One day when I was seven, she came to collect me after work and I cried because I wasn't ready to go home. She shouted at me all the way back to the house for that and when we got in through the door, she hit me. I still remember the physical and emotional pain of that strike and I never forgave her for it. She got another job soon after that and arranged for a neighbour to look after me for an hour after school finished, instead of the childminder.

I had to live up to her expectations - high grades, good behaviour, clean appearance. I learnt that if I did what she wanted, life was OK. If I didn't, I always felt she would withdraw her love. Even now, I still have that fear although part of me wishes she would, so that we could live apart from each other.

She came to live with us after my father died. She talks of him with great affection, about the wonderful times she had with him, about how much she misses his love. One of these days, I will lose it and scream at her that she made his life hell and that she didn't deserve him.....or maybe I won't, as I haven't all these years.

As the years go by, she is becoming almost impossible to live with as everything has to be done her way. She thinks she has the right to say what she wants, when she wants, to who she wants. It's as if she prizes that devil in her. It amuses her to let it slowly take over as she gets older. She thinks she has the right to goad and manipulate those around her and now at this stage in my life, I am finding it quite draining.
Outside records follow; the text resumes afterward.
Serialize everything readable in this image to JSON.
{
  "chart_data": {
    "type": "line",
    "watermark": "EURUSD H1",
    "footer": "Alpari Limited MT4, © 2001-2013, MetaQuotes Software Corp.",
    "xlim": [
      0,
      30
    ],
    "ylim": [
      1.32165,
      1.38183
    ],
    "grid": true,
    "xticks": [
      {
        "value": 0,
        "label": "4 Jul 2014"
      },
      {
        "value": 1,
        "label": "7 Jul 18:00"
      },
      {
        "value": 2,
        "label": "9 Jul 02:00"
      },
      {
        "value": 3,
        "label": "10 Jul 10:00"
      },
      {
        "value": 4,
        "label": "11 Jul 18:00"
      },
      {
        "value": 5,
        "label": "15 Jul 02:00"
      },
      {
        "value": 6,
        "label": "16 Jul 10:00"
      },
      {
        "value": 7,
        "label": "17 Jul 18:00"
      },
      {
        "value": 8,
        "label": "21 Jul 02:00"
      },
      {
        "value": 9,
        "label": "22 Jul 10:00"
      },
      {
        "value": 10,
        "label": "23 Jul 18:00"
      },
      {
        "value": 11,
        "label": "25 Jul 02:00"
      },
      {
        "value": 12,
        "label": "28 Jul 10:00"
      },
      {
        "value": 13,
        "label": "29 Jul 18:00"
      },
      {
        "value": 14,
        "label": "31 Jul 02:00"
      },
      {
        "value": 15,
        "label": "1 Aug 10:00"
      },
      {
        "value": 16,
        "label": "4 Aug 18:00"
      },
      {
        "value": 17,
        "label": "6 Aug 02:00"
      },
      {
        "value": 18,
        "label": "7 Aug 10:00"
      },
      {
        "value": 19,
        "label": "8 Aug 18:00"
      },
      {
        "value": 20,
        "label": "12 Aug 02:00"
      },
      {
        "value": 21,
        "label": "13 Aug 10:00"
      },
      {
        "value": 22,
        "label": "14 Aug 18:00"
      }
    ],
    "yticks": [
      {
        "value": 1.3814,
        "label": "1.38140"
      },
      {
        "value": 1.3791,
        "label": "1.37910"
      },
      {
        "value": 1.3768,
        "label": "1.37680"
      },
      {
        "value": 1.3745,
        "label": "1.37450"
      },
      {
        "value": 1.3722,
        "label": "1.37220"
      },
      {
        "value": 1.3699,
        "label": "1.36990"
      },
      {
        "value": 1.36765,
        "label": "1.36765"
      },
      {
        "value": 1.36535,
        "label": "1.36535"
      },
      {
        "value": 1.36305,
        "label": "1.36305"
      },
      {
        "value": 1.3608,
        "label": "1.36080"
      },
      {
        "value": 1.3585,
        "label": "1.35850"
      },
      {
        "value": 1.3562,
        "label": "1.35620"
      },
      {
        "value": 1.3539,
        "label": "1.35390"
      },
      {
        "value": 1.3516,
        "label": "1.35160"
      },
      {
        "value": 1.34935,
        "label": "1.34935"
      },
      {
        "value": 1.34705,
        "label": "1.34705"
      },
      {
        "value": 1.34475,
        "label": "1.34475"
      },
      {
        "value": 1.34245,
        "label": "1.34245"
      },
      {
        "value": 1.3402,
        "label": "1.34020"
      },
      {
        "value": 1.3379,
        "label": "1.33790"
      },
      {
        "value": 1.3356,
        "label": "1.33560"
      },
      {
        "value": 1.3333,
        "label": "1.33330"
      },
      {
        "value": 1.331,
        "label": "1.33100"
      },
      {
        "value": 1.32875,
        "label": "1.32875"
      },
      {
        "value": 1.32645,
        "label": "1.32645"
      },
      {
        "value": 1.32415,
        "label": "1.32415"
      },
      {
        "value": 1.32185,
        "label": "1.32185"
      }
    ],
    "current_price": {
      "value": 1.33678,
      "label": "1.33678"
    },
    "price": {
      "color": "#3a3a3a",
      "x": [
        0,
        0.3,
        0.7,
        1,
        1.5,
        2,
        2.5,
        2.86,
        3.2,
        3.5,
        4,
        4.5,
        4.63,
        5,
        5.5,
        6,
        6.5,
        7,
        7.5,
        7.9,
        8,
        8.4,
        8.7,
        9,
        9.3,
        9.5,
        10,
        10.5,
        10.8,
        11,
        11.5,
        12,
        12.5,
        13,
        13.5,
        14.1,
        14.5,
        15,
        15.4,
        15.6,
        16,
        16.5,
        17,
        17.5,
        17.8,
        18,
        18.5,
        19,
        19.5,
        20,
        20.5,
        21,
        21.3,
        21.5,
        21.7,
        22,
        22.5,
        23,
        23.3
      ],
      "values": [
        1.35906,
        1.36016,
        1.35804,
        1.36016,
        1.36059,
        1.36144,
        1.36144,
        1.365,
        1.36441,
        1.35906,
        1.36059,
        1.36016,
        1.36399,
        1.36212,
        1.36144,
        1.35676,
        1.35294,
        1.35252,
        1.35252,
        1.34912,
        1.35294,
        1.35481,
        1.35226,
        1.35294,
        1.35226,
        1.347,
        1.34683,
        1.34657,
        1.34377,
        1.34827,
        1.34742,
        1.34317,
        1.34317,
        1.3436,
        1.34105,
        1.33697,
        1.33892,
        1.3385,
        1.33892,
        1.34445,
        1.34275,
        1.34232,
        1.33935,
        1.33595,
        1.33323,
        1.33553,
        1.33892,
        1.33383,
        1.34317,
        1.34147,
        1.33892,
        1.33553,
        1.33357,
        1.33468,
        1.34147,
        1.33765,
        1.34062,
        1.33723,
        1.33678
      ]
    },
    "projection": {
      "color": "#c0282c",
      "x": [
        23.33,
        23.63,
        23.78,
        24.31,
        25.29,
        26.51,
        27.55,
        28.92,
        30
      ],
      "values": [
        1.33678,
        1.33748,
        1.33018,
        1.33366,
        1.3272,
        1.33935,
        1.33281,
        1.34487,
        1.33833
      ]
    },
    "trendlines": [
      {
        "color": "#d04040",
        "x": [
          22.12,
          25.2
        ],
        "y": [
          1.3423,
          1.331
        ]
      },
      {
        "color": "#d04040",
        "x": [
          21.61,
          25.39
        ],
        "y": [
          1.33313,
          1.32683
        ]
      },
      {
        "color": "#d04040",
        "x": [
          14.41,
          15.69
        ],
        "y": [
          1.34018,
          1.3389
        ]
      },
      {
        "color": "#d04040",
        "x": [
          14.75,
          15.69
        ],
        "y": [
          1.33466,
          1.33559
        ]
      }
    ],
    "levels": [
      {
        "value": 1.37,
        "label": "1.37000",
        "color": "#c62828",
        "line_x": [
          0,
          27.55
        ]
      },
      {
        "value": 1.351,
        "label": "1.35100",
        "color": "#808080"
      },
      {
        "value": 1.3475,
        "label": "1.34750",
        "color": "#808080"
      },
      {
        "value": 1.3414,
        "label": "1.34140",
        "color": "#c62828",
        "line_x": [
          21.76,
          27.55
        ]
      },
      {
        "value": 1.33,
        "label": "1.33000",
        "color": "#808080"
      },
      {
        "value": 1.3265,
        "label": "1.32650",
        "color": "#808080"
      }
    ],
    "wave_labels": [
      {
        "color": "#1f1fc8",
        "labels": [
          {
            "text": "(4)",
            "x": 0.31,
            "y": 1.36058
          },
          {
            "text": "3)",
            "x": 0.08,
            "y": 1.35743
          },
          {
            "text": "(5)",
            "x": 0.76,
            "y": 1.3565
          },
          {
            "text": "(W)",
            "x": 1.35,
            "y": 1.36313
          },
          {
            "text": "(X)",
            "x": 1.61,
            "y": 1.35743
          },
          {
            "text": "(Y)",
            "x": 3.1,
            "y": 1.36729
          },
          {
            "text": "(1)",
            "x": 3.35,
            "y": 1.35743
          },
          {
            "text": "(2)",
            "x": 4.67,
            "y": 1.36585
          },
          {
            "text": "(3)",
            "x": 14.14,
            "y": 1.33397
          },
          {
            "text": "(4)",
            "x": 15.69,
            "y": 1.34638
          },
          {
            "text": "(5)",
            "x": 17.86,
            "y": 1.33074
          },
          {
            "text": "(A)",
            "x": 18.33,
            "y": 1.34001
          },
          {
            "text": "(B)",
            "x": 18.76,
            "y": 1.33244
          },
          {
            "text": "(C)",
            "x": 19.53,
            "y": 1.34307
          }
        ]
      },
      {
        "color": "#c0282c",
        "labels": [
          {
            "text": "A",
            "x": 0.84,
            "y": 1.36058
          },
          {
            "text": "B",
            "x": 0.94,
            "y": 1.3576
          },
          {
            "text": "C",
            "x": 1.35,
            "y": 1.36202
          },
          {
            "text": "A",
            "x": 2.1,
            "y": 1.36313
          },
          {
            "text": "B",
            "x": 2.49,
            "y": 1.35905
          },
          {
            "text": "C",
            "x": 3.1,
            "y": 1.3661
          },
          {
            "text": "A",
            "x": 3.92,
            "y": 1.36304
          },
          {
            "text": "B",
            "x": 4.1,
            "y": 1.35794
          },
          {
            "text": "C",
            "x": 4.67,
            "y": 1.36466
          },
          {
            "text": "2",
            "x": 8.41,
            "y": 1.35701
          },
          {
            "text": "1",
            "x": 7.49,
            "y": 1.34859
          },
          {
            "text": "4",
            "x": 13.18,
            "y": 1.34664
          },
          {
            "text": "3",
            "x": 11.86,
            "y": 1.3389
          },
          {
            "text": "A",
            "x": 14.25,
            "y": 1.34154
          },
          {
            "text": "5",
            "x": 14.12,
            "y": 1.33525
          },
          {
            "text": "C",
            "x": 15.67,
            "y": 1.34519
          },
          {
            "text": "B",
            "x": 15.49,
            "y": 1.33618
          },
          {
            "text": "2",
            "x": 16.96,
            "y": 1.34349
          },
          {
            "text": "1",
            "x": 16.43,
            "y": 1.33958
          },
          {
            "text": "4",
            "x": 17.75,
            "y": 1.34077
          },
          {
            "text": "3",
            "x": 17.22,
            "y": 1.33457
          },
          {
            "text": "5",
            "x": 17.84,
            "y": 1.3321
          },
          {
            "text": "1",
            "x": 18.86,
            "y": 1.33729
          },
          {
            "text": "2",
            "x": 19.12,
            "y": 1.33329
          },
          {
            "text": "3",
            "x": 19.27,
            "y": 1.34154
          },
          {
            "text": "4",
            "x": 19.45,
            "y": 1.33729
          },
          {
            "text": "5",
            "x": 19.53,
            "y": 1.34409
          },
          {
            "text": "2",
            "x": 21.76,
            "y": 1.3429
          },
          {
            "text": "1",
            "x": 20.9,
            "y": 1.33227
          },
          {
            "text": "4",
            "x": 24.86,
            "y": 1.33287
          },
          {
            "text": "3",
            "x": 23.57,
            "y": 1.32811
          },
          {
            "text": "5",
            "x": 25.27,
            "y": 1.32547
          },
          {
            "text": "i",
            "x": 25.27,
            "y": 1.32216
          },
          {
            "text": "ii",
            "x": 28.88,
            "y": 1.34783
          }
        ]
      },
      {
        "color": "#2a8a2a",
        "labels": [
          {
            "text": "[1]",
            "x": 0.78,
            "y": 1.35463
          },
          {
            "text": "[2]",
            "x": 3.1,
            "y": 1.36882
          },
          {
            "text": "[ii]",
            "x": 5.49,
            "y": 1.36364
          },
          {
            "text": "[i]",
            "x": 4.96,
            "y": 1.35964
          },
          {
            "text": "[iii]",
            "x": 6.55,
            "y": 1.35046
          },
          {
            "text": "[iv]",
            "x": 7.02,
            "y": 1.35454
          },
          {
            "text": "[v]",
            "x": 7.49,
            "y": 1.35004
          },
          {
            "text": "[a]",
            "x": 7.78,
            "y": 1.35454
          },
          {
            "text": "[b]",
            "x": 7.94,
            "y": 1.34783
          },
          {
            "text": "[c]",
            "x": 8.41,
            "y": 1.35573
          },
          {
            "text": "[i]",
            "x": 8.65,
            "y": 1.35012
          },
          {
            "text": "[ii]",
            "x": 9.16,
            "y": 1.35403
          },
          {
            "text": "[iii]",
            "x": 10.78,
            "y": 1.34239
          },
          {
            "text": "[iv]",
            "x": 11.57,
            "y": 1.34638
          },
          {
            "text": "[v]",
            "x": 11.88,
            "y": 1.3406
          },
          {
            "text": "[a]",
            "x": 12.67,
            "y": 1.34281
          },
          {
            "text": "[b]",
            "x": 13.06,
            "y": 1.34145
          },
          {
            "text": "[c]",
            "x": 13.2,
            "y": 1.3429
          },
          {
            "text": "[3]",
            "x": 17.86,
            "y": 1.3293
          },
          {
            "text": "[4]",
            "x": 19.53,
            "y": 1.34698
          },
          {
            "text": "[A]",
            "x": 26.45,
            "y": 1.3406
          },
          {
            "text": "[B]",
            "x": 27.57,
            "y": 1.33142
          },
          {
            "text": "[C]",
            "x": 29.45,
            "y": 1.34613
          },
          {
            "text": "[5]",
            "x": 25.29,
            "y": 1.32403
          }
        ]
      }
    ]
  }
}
I blame her for the way I am. I know it's because of her that I cannot feel, though I can't explain how. I just know that it is because of her that I don't have any deep connection to anything, in a real way. I think I just go through life pretending to emotions that don't exist.

What on earth does that make me and would it suddenly change if she wasn't around?

1 comment:

  1. Living with a parent when one is an adult is never easy. My father came to live with us when he was 90 and it was very very difficult. In the end I thought I would collapse from the strain of it all and I had to suggest he went into a home. The fact that it was more like a five-star hotel made me feel slightly less guilty; plus it was in an area he knew (Hampstead) as opposed to the French countryside - yet of course I still felt pretty bad. I had to do it though but that doesn't mean that I don't still think about what I did (he died about three years ago).

    I really hope for your sake that your mum doesn't literally drive you mad.